Squib (left) and Beanstalk (right) in the park. |
When Beanstalk was born, I was engulfed by fear. Tragically so. He was born dead, essentially and then they sent me home after four days with this child that had a pneumothorax, club feet, questionable other maladies, pending test results, and I can't remember what else. It grabbed me by the ankles and sucked me right into a pit I couldn't get out of by myself. Even hollering for help didn't work. I asked everyone including God. I could feel it. You know? That feeling you get when you're trying to climb out of a pit but the sides are just crumbling under your fingers and you're screaming, "Hey! Guys? Over here?"
I was a gibbering mas of protoplasmic goo on the inside. And I couldn't have looked too awesome on the outside. Believe me. I think I dropped a good thirty pounds in under four months after Beanstalk was born. And I'm a believing person. I have morals and enough belief in God that I really thought I would have something to lean on, and I think I probably did. But oddly enough it was something Frank Herbert wrote that got me on track. If you are appropriately geeky, then you'll know it:
“I must not fear. Fear is the mind-killer. Fear is the little-death that brings total obliteration. I will face my fear. I will permit it to pass over me and through me. And when it has gone past I will turn the inner eye to see its path. Where the fear has gone there will be nothing. Only I will remain.”
-Frank Herbert
Only I changed some parts after a while. At first it worked as is. But I tried the "I will permit it to pass over me and through me" crap and I'm here to tell you that just doesn't work. It's like walking through your house with mud on your boots. It still leaves tracks. So I tweaked it a bit and came up with something workable.
"I will not fear. Fear is the mind-killer. Fear is the little-death that brings total obliteration. Perfect love casts out all fear, so you can take your happy ass and your fear along with it and get the hell out of dodge.

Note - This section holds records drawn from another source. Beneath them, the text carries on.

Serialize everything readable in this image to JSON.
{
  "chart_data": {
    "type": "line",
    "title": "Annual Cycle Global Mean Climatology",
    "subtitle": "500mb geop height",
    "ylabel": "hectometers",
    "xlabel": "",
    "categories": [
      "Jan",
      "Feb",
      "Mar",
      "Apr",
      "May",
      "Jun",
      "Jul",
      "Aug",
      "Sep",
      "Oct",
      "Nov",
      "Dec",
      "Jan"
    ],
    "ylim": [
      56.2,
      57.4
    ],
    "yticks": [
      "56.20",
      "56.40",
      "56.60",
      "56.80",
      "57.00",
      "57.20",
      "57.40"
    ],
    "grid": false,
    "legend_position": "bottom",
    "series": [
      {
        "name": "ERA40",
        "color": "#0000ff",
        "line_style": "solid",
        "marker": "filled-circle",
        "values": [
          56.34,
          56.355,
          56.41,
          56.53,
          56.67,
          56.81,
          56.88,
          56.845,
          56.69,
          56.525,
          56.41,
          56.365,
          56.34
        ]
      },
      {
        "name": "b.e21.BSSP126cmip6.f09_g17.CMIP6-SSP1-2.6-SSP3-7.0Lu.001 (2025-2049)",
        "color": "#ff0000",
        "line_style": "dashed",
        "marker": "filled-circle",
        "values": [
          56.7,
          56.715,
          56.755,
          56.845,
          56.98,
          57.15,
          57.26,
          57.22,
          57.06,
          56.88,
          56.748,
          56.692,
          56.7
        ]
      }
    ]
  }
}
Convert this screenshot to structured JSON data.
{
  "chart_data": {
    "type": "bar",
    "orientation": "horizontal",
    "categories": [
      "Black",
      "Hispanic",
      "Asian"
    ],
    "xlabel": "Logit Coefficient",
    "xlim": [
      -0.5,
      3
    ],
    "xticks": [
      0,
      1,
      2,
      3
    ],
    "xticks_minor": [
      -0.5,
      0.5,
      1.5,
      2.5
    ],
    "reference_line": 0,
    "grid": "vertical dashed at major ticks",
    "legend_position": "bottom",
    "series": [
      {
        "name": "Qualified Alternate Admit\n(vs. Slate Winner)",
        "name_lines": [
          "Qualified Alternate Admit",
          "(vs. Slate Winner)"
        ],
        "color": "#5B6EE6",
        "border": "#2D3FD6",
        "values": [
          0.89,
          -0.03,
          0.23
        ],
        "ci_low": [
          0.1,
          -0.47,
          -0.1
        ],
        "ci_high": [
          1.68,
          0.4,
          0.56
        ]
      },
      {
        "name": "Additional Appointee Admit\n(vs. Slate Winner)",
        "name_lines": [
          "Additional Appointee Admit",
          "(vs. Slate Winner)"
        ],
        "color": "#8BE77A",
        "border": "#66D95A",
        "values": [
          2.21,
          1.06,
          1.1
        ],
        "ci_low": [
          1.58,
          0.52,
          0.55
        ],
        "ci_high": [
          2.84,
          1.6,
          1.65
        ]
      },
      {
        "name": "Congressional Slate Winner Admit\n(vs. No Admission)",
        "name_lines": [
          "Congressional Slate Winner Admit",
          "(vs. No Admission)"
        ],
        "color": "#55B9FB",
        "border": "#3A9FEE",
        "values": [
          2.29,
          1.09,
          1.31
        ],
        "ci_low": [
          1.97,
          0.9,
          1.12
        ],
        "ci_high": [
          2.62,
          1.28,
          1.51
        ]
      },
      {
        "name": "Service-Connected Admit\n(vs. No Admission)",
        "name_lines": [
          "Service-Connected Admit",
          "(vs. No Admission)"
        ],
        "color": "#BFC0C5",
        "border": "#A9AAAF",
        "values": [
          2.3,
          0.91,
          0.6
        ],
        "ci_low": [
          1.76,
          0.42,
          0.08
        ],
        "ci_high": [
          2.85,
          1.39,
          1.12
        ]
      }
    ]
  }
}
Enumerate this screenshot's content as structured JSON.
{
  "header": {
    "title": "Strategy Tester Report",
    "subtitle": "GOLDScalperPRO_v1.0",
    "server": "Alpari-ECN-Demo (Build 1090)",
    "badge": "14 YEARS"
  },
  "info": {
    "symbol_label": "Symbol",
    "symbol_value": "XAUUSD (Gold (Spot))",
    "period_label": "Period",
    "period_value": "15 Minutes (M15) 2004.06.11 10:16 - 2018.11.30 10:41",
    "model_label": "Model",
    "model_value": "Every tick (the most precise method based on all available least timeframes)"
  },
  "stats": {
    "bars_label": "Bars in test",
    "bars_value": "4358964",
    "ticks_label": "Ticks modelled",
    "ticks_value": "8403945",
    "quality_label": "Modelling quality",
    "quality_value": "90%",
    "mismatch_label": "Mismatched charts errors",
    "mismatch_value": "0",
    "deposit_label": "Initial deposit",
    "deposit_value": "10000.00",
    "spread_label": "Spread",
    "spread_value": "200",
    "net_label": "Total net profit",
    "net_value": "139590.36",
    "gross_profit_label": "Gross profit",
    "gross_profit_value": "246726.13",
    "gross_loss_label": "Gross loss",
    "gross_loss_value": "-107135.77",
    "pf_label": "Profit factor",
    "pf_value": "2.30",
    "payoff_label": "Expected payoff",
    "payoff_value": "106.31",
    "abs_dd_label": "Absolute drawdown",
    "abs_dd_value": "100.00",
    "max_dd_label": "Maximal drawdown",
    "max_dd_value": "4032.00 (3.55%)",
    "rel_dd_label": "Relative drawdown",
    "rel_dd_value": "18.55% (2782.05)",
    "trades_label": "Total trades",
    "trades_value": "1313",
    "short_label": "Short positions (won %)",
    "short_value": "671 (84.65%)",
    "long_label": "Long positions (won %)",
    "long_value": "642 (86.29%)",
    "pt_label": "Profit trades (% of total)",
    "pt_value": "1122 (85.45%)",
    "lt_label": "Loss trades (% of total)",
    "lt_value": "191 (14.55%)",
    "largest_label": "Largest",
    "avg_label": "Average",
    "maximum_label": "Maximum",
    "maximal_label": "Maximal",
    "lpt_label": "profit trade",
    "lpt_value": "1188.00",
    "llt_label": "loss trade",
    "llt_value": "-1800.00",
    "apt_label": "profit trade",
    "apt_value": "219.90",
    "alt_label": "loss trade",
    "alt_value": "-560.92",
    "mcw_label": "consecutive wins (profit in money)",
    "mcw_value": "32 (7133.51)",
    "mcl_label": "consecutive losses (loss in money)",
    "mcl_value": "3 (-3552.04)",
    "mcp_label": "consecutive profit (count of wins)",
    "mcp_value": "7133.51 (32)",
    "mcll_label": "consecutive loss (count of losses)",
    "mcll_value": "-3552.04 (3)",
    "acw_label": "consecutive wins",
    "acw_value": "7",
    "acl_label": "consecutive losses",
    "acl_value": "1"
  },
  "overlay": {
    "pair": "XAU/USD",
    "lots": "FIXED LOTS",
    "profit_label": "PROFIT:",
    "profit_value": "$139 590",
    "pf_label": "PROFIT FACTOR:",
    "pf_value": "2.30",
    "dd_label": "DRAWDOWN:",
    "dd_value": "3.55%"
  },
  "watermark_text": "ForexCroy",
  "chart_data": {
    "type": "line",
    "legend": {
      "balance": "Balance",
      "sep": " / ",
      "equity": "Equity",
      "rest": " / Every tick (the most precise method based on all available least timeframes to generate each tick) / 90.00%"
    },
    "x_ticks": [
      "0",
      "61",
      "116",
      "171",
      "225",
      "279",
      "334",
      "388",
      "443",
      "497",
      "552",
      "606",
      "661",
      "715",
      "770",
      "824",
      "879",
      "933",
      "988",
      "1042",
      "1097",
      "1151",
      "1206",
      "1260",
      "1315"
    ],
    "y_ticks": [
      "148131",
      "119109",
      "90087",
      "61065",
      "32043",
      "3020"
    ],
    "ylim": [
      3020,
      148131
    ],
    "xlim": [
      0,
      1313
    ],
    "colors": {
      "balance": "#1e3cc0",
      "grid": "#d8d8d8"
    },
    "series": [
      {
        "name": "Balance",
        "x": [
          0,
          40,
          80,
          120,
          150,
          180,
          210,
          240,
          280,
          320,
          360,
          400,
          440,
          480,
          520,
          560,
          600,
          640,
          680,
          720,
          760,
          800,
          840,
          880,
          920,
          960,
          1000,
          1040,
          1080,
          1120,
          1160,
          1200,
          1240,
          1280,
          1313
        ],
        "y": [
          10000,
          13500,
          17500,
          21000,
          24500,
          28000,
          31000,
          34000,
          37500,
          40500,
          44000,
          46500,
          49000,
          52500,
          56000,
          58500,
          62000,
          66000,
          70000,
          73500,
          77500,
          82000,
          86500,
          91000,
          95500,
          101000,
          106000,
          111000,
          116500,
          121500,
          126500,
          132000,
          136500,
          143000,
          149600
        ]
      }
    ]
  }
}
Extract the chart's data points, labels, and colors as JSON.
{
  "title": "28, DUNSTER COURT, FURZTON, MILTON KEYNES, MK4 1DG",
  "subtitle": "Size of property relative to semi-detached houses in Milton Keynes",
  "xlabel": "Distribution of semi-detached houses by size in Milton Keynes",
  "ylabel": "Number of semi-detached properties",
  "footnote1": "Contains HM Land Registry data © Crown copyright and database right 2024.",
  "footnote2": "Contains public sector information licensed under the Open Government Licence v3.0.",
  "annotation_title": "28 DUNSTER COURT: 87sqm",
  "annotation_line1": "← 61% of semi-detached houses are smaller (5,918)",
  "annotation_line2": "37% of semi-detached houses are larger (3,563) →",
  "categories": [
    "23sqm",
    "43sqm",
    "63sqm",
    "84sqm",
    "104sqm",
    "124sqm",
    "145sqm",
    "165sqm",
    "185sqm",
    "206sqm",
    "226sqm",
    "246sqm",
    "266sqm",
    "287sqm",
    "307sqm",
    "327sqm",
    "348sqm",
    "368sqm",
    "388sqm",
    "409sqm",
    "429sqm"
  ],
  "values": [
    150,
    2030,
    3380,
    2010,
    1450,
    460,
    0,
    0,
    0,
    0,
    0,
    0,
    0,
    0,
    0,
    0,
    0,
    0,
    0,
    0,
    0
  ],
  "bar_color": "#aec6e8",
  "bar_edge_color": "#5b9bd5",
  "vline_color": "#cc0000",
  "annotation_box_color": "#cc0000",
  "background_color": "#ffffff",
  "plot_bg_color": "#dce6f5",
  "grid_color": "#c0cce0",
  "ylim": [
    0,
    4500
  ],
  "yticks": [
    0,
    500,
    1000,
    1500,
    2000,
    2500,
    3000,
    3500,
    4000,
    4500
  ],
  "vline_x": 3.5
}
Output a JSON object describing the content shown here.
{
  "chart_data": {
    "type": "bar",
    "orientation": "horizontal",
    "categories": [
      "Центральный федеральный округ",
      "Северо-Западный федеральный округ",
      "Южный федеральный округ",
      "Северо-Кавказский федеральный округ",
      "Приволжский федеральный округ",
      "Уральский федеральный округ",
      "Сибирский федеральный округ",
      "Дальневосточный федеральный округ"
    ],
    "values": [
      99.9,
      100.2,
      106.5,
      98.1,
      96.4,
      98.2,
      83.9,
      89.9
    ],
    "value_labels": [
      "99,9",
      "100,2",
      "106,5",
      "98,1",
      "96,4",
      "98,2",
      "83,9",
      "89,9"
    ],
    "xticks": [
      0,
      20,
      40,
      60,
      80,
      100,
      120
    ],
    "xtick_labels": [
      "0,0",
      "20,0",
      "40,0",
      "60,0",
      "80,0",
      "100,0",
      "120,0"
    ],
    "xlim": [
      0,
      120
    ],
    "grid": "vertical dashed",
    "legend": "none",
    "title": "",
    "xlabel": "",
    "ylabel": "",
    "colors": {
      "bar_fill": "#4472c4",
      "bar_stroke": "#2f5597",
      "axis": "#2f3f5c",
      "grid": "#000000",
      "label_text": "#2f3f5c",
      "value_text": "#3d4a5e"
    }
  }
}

And when you're gone, I won't care. I'll still be here."
-Scatness
It isn't that I don't get nervous or worry or even get that rush of OMG-ness at times. It's just that I have to stare it down for a second and send it on it's way. I have to hold up my end of things, ask myself if there's anything else that can possibly be done and THEN deliver the mantra. I just really can't even stand to be around fear-driven people.
And those two boys? They wouldn't indulge fear if it smacked them in the face. They've been broken and poked and prodded and dismembered and reassembled and just look at them. They are the two happiest creatures ever to walk the face of the earth. Proof?
Blurry, but a huge smile from Squib two days after open heart surgery and only hours off the vent. |
Beanstalk after a series of three surgeries to literally amputate his feet, use the parts to make new ones and reattached them. |
One of my concerns/hopes/dreams was that they grow into a relationship so that Beanstalk would have family around him as long as possible. He can do things, but to add perspective, he's ten and learning to count to twenty and do simple math. We tackled counting to ten last year. But I never wanted to force it or tell Squib he had to watch out for Beanstalk.
Then, on the playground one day, I saw Squib draw himself up to his towering height of 40 inches (heart babies can be short) and about that many pounds, and make that face I knew so well. He stood between where Beanstalk was watching people come down the tube slide and laughing his head off and where another boy had stopped to 'comment.' "That face" is a combo of "I believe I can so do this" and "I will start by gnawing your knees off and when you hit the ground I shall move on to your hips." Add a touch of "over your dead body" and you know the look. He was about to granulate someone who made fun of Beanstalk. And my heart both swelled and throbbed with dire panic. Squib does everything he sets out to do. And the face in the pic up there is not far from his determined litle squint.
Do you know what he said later?
"I don't get it, momma. There's nothing wrong with Beanstalk."
EXACTLY. Take that, tetrasomy 18p and neurofibromatosis whatsits!